SAWT BEIRUT INTERNATIONAL

| 3 December 2021, Friday |

Des hackers iraniens ont infiltré les systèmes d’un média américain avant les élections

Les médias américains ont révélé que des pirates iraniens avaient pénétré l’année dernière les systèmes de Lee Enterprise, qui possède des dizaines de quotidiens, dans le cadre d’une campagne de désinformation avant les élections présidentielles de 2020.

Et selon ce qu’a rapporté le Wall Street Journal, citant des sources bien informées, les pirates avaient pour but de répandre de la désinformation sur l’élection présidentielle.

Le ministère de la Justice avait déclaré dans des déclarations récentes que des pirates iraniens avaient fait irruption dans les systèmes d’une société de médias en 2020, mais il ne l’a pas nommé.

Elle a noté que les pirates ont testé la possibilité de créer du contenu de fausses informations.

Les procureurs ont déclaré que le FBI a mis en garde cette entreprise, car des pirates ont tenté d’infiltrer leurs systèmes après l’élection présidentielle mais ont échoué, et les informations n’indiquent pas que les pirates ont pu diffuser de la désinformation.

Jeudi, la Cour fédérale de Manhattan a accusé deux Iraniens d’avoir tenté de s’ingérer dans l’élection présidentielle américaine de 2020, semant la suspicion et semant le chaos parmi les Américains.

Muhammad Hossein Musa Kazemi et Sajjad Kashian ont été accusés d’assistance technologique dans l’organisation du stratagème qui, avec l’aide d’autres Iraniens, visait à intimider les électeurs américains avant l’élection présidentielle de l’année dernière avec des messages de menace et la diffusion de désinformation.

Les responsables américains affirment que le but de l’opération d’influence menée par ces personnes n’était pas de modifier les résultats des élections, mais de semer le chaos et la discorde et de créer une perception selon laquelle les résultats ne sont pas fiables.

Et le secrétaire d’État américain, Anthony Blinken, a annoncé que les États-Unis désignaient six individus iraniens et une entité iranienne sur la liste des sanctions pour leur rôle dans la tentative d’influencer l’élection présidentielle américaine de 2020.
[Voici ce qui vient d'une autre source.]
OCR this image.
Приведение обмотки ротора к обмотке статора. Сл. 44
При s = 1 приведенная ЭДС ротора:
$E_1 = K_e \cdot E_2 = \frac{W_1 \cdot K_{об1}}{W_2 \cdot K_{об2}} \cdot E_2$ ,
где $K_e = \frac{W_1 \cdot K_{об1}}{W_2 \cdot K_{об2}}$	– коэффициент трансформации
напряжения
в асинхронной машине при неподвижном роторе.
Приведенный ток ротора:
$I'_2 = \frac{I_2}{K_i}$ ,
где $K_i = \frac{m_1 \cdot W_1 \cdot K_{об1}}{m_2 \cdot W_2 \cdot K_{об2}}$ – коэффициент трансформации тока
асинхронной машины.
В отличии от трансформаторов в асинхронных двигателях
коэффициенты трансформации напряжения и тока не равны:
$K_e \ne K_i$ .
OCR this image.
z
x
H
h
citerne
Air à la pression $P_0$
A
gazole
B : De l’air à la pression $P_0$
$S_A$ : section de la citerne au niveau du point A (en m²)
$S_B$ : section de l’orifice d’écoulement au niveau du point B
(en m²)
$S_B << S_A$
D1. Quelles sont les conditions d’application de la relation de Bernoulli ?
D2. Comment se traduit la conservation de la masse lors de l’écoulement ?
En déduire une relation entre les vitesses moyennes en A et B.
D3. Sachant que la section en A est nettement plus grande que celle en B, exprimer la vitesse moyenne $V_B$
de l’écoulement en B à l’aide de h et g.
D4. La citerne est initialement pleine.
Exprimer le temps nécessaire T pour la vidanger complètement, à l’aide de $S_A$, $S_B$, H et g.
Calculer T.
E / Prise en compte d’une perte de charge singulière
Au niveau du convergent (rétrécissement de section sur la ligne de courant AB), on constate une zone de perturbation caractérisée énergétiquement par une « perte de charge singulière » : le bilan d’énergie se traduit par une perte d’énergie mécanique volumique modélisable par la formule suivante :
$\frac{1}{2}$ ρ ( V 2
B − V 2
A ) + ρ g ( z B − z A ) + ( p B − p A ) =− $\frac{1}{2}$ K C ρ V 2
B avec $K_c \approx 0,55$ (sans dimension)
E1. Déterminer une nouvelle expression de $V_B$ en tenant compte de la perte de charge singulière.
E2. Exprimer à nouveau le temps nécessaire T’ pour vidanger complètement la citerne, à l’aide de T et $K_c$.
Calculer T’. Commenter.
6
La Cybersecurity and Infrastructure Agency du département américain de la Sécurité intérieure a accusé le gouvernement iranien de soutenir un groupe de pirates informatiques qui ont commis des attaques de ransomware ciblant des personnes aux États-Unis et en Australie.

« Les acteurs avancés de la menace persistante parrainés par le gouvernement iranien ciblent activement un large éventail de victimes dans de nombreux secteurs d’infrastructures critiques aux États-Unis, notamment les transports, les soins de santé et la santé publique, ainsi que des organisations australiennes », a averti l’agence.

Selon elle, des experts de la police fédérale américaine, du Australian Center for Cyber ​​​​Security et du National Cyber ​​​​Security Center du Royaume-Uni ont conclu que Téhéran soutenait le groupe « Advanced Persistent Threat », une désignation souvent attribuée au pirate informatique soutenu par l’État. groupes.

La Cybersecurity and Infrastructure Agency a déclaré que le groupe avait exploité les vulnérabilités des logiciels Microsoft Exchange et Fortinet pour infiltrer les systèmes de plusieurs victimes, dont une administration municipale et un hôpital pour enfants, depuis au moins mars 2021.